New report by Russell Kay on partitioning blues.

And I am off to Fry's where I will get some memory for Roberta's machine. The Gateway 2000 web site has a motherboard link that tells you all about your system if you feed it the revision number of your BIOS (which you can get by rebooting and writing fast). If the machine isn't running there are ways to get information from the serial number, but in our case it was no problem. Incidentally the oldest Pentium 200 Gateway made (Joizy, Roberta's Gateway 2000 Pentium 200 is one of them) uses SDRAM DIMMS which this morning are on sale at Fry's for $33 for 32 megs, and I'll go buy a pair for her.

 

 

Saturday, October 10, 1998 Evening

Got the memory. Couldn't resist an AMD 6 Multimedia chip with an MFI PC-100 motherboard for $189. They even threw in a chip fan. I already had a 64 meg PC 100 DIMM and I've got all the other parts, so this is a new Windows 98 machine. We'll see how well it does.

Otherwise worked on fiction and started on cleaning my desk.

Sunday, October 11, 1998

Slept in. I mean I really slept in: it was after noon when I woke up, first time that has happened in a year or more. I must have really wore myself out. I do seem to have a couple of thousand new words on Mamelukes. Haven't looked to see if they were any good.

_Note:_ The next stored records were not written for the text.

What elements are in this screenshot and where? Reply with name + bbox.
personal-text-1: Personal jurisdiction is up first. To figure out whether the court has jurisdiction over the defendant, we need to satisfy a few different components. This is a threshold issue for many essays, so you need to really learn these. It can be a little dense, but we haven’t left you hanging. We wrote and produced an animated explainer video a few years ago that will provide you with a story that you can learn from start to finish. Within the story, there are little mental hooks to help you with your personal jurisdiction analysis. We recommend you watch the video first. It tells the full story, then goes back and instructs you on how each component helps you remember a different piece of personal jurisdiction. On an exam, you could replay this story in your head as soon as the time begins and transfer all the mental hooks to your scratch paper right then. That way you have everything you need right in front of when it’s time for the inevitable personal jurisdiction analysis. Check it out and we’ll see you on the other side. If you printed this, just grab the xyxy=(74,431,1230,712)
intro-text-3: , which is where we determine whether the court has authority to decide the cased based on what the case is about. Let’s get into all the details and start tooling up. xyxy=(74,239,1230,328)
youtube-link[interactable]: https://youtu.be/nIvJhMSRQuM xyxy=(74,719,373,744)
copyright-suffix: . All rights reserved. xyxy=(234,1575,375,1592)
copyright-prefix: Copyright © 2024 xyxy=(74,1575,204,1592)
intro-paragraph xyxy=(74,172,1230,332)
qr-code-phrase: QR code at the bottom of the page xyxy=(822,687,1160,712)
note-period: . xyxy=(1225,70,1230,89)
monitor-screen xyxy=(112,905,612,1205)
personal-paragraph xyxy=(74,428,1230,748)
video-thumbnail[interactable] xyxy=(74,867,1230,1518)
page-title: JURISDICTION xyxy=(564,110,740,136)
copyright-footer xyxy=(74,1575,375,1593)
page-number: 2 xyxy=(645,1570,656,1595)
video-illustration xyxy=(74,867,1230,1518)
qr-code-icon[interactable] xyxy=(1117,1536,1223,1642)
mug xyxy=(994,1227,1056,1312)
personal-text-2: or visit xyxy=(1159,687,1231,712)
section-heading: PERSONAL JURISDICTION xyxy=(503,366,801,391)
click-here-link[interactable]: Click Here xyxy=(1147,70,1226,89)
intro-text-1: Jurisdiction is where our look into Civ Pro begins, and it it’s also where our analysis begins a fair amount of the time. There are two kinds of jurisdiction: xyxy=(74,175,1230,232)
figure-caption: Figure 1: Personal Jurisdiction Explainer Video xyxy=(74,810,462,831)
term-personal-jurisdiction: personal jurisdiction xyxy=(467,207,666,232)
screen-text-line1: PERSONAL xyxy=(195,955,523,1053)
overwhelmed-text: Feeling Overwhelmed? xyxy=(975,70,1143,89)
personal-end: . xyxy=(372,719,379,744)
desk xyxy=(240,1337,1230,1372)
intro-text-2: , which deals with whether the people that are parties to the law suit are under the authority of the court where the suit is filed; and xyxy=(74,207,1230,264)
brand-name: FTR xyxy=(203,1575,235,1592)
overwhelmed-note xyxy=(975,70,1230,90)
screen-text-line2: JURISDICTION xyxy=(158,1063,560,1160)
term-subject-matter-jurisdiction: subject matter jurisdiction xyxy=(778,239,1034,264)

So last night I worked on fiction. Nothing on Linux but for all you who sent suggestions I have collected them in one place and I'll print them all out shortly. There's a lot to learn here. Mostly I want to do two things: Applixware, and get the machine networked to my Microsoft NT/Windows network. I'll start on that presently. In about an hour Dr. Phil Chapman, onetime Australian Polar Explorer and later American Astronaut will come over and we'll go to dinner. Haven't seen Phil and Marie in far too long. I'm also cleaning off my desk. I'll get four Bankers Boxes of junk out of this. I can put it in the back room to age until I feel safe in throwing it away.

New report by Thompson on twiddling NT Servers. And I'm off to face mounds of junk on my desk.